Use `--help` flag to see detailed descriptions for more command arguments.

### AdaLora
`peft_adalora_clm_instruction_tuning.py` script gives an example of instruction tuning gptq quantized model's adalora adapter using tools in `auto_gptq.utils.peft_utils` and `🤗 peft` on alpaca dataset.

To execute this script, using command like this:
```shell
CUDA_VISIBLE_DEVICES=0 python peft_adalora_clm_instruction_tuning.py --model_name_or_path PATH/TO/MODEL/DIR
```

Use `--help` flag to see detailed descriptions for more command arguments.


### AdaptionPrompt
`peft_adaption_prompt_clm_instruction_tuning.py` script gives an example of instruction tuning gptq quantized model's adaption_prompt adapter(llama-adapter) using tools in `auto_gptq.utils.peft_utils` and `🤗 peft` on alpaca dataset.

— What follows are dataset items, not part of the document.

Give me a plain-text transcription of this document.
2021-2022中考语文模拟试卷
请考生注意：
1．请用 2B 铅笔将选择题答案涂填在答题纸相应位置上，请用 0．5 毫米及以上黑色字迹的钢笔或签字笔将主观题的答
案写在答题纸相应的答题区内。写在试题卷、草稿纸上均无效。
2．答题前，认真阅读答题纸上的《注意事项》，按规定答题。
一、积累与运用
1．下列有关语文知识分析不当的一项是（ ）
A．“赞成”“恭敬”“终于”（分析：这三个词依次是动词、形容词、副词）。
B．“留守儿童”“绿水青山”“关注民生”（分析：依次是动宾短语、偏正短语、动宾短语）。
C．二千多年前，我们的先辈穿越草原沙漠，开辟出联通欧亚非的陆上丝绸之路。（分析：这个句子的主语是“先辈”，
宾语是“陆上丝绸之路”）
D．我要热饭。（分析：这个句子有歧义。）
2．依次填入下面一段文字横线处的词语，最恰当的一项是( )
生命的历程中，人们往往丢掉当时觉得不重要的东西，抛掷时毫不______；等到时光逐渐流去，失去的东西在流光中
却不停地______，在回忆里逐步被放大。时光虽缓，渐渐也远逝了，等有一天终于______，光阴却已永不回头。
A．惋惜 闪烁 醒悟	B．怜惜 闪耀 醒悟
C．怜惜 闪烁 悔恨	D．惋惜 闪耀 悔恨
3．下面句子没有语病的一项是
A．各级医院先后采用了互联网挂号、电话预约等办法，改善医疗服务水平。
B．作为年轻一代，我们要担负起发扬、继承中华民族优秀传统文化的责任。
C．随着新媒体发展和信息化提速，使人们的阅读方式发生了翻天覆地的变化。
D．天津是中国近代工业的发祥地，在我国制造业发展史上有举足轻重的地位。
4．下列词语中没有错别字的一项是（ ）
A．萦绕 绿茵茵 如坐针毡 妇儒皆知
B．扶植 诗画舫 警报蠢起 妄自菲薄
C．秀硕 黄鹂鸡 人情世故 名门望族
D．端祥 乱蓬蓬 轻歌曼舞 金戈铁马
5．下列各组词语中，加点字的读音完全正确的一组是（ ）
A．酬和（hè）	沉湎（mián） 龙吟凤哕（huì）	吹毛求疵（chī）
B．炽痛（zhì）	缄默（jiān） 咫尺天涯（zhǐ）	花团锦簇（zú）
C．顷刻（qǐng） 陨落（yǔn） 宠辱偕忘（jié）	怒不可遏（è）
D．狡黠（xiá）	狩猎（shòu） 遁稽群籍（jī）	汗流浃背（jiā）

To execute this script, using command like this:
```shell
CUDA_VISIBLE_DEVICES=0 python peft_adaption_prompt_clm_instruction_tuning.py --model_name_or_path PATH/TO/MODEL/DIR
```

Use `--help` flag to see detailed descriptions for more command arguments.

If you want to try models other than llama, you can install peft from source using [this branch](https://github.com/PanQiWei/peft/tree/multi_modal_adaption_prompt), see [here](https://github.com/PanQiWei/peft/blob/a5f8f74f07591efe5eb3d08cb1b31b981e84a069/src/peft/tuners/adaption_prompt.py#L235) 
to check what other models are also supported, and with this branch installed, you can also use `ADAPTION_PROMPT_V2` peft type (llama-adapter-v2) by simply replace `AdaptionPromptConfig` with `AdaptionPromptV2Config` in the script.